Key words: Jukovski, Turkey's Agriculture, Soviet Union.

Giriş:

Sovyetler Birliği, genç Türkiye Cumhuriyeti ile özellikle 1925-1933 yılları arasında çok sayıda kültürel ve bilimsel ilişki kurmuş, karşılıklı olarak kültür ve bilim heyetleri bazen uzun süren ziyaretler yapmışlardır.  Tarım alanında da kurulan bu ilişkiler ve işbirliği çerçevesinde 1925’de dönemin Ziraat Vekili Mehmet Sabri Toprak, oldukça uzun sayılabilecek (46 gün)  Sovyetler Birliği tarımını inceleme gezisine çıkmış, dönünce gördüklerini raporlamıştır. Gezi sadece Rusya, Ukrayna topraklarını değil, Kafkasya cumhuriyetlerini de içeriyordu. Gezide bilimsel kuruluşlar, kooperatifler, sendikalar, tarımsal işletmeler, tarım eğitimi veren kurumlar gibi tarım ile ilgili çok sayıda kuruluş, ormancılık ile ilgili birimler ve botanik bahçeleri ziyaret edilmiş, daha sonrası için ilişki kurulmuştur. Örneğin bu ziyaretin arkasından atların ve diğer çiftlik hayvanlarının suni döllenme çalışmaları için Sovyetlerden uzmanlar gelmiştir. M.S. Toprak’ın Sovyetler Birliği izlenimleri o dönem Cumhuriyet gazetesinde yayınlanmıştır (Küçük, 2018; Yıldırım, 2008).

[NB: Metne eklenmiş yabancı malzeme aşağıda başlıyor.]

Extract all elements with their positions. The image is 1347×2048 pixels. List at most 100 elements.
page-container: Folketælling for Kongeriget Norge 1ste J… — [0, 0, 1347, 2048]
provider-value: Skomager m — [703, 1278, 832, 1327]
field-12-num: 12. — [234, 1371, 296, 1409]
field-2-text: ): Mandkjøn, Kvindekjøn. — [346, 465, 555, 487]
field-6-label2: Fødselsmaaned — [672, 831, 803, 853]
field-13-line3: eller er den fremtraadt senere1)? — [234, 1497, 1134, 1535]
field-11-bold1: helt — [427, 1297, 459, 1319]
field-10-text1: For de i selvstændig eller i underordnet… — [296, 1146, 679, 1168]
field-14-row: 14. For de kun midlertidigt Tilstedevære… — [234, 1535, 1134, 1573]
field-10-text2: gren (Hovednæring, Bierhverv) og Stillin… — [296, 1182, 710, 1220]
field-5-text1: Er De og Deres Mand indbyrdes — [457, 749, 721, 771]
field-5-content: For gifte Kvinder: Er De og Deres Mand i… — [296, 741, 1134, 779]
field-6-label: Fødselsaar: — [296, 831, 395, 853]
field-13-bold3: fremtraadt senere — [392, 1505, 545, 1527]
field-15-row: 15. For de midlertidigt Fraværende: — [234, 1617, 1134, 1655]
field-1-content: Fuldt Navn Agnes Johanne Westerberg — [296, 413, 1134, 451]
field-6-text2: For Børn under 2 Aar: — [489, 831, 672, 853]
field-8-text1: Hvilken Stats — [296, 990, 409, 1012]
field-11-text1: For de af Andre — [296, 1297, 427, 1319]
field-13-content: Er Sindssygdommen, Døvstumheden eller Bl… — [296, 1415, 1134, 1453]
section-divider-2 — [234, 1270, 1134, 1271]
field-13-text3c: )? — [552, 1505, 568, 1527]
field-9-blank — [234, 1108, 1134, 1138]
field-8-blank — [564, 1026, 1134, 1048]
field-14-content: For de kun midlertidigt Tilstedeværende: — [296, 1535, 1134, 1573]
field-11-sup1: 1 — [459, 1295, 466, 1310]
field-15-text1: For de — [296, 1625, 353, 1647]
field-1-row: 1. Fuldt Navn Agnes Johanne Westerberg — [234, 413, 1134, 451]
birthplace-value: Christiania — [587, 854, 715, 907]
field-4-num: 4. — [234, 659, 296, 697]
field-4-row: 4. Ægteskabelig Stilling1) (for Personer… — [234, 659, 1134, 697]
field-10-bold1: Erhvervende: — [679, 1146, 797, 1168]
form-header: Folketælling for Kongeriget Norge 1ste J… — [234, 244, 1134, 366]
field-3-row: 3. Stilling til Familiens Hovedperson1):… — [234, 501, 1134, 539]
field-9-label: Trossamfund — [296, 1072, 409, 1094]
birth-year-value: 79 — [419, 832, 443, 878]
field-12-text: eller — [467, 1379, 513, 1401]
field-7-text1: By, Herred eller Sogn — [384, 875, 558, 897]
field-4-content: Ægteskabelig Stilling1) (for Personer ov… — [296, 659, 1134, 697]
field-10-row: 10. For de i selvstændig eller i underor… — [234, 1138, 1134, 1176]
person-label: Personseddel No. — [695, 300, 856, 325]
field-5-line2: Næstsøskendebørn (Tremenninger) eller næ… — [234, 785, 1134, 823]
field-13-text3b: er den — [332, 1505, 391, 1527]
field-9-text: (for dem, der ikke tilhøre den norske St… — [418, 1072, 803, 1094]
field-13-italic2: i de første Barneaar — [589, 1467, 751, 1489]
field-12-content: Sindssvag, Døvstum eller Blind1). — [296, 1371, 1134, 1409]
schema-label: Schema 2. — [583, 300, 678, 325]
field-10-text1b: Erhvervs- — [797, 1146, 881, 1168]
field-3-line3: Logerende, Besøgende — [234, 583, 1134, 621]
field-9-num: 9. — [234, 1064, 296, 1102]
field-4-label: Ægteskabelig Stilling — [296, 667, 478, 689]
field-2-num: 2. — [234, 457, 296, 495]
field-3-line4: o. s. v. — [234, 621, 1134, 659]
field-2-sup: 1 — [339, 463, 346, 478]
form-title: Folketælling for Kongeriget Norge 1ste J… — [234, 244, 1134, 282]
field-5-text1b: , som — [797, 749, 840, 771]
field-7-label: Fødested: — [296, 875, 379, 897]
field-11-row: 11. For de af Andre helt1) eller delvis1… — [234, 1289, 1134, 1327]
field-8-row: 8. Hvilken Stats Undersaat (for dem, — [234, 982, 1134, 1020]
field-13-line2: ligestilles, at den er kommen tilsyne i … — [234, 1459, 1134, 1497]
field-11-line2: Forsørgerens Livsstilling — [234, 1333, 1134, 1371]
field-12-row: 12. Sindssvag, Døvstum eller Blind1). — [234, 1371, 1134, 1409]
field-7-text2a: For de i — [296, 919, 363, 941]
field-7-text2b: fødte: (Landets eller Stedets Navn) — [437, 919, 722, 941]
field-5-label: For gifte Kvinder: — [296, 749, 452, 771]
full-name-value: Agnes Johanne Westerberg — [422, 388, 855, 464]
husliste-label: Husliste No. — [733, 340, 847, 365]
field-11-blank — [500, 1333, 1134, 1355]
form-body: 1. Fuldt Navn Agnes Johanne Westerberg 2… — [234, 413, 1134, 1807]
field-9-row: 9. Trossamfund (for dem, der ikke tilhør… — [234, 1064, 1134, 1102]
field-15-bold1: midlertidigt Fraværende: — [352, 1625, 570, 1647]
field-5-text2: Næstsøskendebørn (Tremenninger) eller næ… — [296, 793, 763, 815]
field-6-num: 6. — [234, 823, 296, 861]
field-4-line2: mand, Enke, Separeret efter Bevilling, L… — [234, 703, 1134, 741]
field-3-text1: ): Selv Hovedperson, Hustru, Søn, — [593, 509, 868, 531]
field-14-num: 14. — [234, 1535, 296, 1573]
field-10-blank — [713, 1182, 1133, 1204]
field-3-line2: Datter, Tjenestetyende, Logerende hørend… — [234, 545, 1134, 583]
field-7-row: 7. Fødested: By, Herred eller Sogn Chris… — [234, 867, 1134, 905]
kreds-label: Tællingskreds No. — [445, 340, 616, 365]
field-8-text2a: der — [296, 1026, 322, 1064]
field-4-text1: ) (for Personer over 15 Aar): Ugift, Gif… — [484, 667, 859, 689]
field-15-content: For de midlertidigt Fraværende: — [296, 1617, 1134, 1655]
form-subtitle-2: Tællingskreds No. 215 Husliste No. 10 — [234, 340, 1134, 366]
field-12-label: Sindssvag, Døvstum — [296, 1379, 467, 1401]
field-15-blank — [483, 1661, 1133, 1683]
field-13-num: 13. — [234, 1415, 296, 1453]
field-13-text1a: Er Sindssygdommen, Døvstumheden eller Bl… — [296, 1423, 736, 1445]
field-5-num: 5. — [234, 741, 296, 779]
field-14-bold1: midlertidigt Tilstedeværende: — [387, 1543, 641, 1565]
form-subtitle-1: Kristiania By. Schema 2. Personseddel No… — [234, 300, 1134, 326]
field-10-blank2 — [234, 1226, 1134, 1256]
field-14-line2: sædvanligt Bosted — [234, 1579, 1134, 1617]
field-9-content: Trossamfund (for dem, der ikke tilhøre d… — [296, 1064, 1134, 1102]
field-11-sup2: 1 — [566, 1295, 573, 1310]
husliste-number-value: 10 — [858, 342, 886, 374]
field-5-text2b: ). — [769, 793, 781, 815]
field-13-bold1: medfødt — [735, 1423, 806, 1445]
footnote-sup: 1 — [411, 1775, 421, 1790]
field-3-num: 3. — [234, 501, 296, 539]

Diğer çok önemli çalışma ise 1925-1927 yılları arasında üç ayrı aşamada Sovyet bilim insanları tarafından Anadolu’da yapılan tarım araştırmasıdır. Anadolu tarım bitkilerinin biyoçeşitliliğini inceleyen bu çalışma çok önemli bilgiler içerdiği halde zaman içinde unutulmuş, daha sonra değişik nedenlerle gerekli önem verilmemiştir. Yazımızın konusu bu çalışma ve çalışmanın ürünü olan kitaptır. Birçok ülke ve bölgede süren büyük bir araştırmanın Türkiye bölümü olan çalışmada Anadolu’nun tarım bitkileri, coğrafi özellikleri ile birlikte en ince detaylarına kadar incelenmiş,  dönemin ekolojik coğrafyası bölge bölge anlatılmıştır. Zamanın teknolojisiyle de olsa fotoğraf, bazen de el çizimleriyle desteklenen bu eşsiz çalışma ve ürünü olan kitap aslında Sovyetlerin devrimden hemen sonra başlattığı bilimsel ekolojik çalışmaların bir ürünüdür. Çalışmalar, Leningrad’daki dünyaca ünlü, sonradan Vavilov Enstitüsü ismini alacak Enstitü tarafından yönetildi. Bu büyük projenin koordinatörü Vavilov’du ve Türkiye’ye gelen ekibin başında Jukovski vardı.[1]

Daha sonra bu çalışma Anadolu’nun Tarımı ya da Türkiye’nin Tarımı başlığı altında kitaplaştırıldı. 1933’de Moskova’da Rusça olarak basılan kitap (Jikovski, 1933), eksik bölümleriyle birlikte 1951’de Türkçe olarak  Türkiye’nin Ziraî Bünyesiismiyle basılmıştır (Türkiye’nin Zirai Bünyesi, 1951). Her iki kitabında da bilindiği kadarıyla ikinci baskısı yapılmamış, Türkçe kaynaklarda da çok az sözü edilmiştir. Konunun değerlendirilmesinin önemi 2018’de Bilim ve Gelecek Dergisinde çıkan bir yazıda vurgulanmıştır (Güner, 2018).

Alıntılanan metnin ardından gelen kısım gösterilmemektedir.